In this post
As we have already touched upon the central nervous system and what it does, now is a good time to go a little further into how the CNS works. The central nervous system uses nerve cells which have the biological name of neurons. These neurons have impulses that travel up and down them that cause a rapid response. Once a stimulus is picked up by a receptor, a signal is sent down sensory neurons directly to the CNS so that a suitable response can be formulated. Some other nerves contain motor neurons. These transmit impulses to muscles around the body. Neurons could contain sensory neurons, motor neurons or both.
Motor neurons
A motor neuron has a cell body at one end of the fibre which is within the CNS. This cell body has dendrons which are fine extensions made of cytoplasm. These dendrons have even smaller extensions on them known as dendrites. One of the dendrons coming from the motor neuron is much longer than the rest as this connects to the effector organ and is called an axon. At the end of the axon there are lots of tiny nerve endings that connect to muscles to pass on signals. The axon is covered in a sheath that is made from a fatty material called myelin. This myelin is used to protect the axon and insulate it, preventing short circuits with other axons.
Sensory neurons
Sensory neurons work in a very similar way to motor neurons and have the same parts making up the neuron itself. However, instead of carrying a signal to an effector, a sensory neuron carries a signal from your body to the CNS. This distinction means that sensory neurons are responsible for letting the brain and CNS know of any changes in the body. Then motor neurons pass on the message of what to alter to your muscles once the CNS has processed information gathered from sensory neurons. There are very few physical differences between sensory and motor neurons. They each have the same parts such as dendrites, an axon and myelin. A sensory neuron does not have its cell body at the end like a motor neuron. Instead, the sensory neuron’s cell body is located in the middle of the neuron. This means that the cell body of a motor neuron is located within the CNS, whereas the body of a sensory neuron is not.
Reflex arcs
When something happens to a human or animal, the body will pick up on this change and then provide a reflex action. The pathway of the information that is used in this reflex can be tracked using a reflex arc. This ‘arc’ is a pathway from the stimulus through the sensory neurone to the CNS, then through the motor neurone to the effector so that an appropriate response can be taken.
At times, the neurons that are in our bodies will need to make a quick response to something that could harm us. For example, if we have a pain in our hand due to accidentally touching a hot surface, our neurones must react very quickly to stop this heat from damaging the cells in the hand. This can be seen as a protective reflex. A reflex arc for this is shown below.
In the above diagram, we see a hand that has been exposed to a stimulus that has caused pain.
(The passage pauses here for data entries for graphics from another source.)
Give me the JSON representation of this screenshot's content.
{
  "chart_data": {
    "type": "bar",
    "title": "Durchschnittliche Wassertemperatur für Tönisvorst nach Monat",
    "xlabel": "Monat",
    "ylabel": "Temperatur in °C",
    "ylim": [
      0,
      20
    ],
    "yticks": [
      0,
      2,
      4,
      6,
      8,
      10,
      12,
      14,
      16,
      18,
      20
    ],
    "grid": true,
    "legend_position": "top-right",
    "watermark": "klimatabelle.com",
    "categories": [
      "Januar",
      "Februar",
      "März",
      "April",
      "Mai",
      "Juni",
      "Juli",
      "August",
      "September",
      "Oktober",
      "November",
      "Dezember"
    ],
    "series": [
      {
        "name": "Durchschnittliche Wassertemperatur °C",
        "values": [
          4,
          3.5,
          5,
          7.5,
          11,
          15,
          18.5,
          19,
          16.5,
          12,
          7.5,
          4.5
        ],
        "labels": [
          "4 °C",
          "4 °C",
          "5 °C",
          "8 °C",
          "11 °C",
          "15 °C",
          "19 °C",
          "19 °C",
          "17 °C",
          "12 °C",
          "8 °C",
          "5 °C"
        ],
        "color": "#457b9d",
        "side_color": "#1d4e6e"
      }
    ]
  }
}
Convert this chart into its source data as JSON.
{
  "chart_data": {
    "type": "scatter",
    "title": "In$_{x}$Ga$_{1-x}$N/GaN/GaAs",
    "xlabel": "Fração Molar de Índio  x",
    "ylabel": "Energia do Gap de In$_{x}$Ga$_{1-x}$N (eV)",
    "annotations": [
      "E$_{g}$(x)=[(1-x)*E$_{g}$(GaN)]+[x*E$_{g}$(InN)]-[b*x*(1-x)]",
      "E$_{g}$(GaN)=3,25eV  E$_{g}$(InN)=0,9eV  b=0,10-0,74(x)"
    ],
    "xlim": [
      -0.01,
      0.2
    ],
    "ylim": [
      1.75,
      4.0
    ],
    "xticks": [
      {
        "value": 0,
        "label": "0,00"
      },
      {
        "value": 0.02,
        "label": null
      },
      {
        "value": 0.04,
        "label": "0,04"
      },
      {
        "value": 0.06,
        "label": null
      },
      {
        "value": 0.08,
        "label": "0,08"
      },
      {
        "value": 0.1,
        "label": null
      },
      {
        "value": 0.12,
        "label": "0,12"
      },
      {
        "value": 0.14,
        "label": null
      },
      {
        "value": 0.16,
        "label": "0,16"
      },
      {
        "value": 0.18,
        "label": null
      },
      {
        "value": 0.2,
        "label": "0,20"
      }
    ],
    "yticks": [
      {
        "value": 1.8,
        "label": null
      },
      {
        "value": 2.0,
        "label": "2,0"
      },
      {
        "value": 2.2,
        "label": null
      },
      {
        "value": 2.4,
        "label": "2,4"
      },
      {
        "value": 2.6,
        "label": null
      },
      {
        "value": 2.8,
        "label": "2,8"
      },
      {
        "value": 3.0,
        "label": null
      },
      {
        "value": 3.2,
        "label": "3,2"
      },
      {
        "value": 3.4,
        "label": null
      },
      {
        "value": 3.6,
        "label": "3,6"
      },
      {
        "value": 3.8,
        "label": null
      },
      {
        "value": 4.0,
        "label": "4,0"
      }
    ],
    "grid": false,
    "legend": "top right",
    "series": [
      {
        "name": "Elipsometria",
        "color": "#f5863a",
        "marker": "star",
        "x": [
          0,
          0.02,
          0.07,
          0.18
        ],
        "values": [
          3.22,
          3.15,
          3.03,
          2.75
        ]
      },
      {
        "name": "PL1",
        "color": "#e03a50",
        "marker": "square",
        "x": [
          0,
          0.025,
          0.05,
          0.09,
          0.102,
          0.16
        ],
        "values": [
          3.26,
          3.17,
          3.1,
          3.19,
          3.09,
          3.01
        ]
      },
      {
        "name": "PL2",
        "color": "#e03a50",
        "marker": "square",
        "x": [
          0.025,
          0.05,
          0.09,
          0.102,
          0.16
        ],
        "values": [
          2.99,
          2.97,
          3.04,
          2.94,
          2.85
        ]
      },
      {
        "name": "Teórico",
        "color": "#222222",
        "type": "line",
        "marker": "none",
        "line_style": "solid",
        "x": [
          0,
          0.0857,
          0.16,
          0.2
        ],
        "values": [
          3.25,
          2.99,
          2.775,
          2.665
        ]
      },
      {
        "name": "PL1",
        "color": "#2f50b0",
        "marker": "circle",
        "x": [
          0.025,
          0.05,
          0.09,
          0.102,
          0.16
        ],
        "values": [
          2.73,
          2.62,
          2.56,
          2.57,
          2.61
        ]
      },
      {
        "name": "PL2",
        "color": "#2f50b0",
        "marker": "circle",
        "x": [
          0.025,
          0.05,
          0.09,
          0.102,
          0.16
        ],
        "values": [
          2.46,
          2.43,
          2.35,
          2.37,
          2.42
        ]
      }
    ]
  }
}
The activation of a sensory neuron sends a signal into the spinal nerve through what is known as the dorsal root. This information is then processed very quickly in the CNS by a relay neurone (a third type of neurone that only moves messages within the CNS) and sent to a motor neurone through a ventral root. The message is sent to the muscles (the effector) so that they can respond to the danger and move the hand away from the stimulus.
This type of reflex arc is very quick and, if you notice, does not actually travel through the brain. This means that we do not need to actually think about making a response and our neurons take care of this for us so that the reaction is as quick as possible. The brain is still notified of the stimulus though as the pain travels through the spinal cord and to the brain.
Synapses and neurotransmitters
Synapses are essential to the nervous system. As the system is built from billions of individual neurons, they must be linked together to pass electrical messages back and forth. This is where synapses come into play as they are the tiny gaps between nerve cells. Instead of the electrical impulse passing the synapse, chemicals are released that are called neurotransmitters. These neurotransmitters diffuse through the gap and attach to the second neurone to start a new impulse off. This impulse is then continued and the message sent throughout the nervous system.
One nerve cell can have thousands of synapses with other nerve cells. In the brain, in particular, there are a huge number of neurones and so there must be a huge number of synapses to allow messages to be relayed to many different areas. Because of this, synapses are an integral part of the nervous system.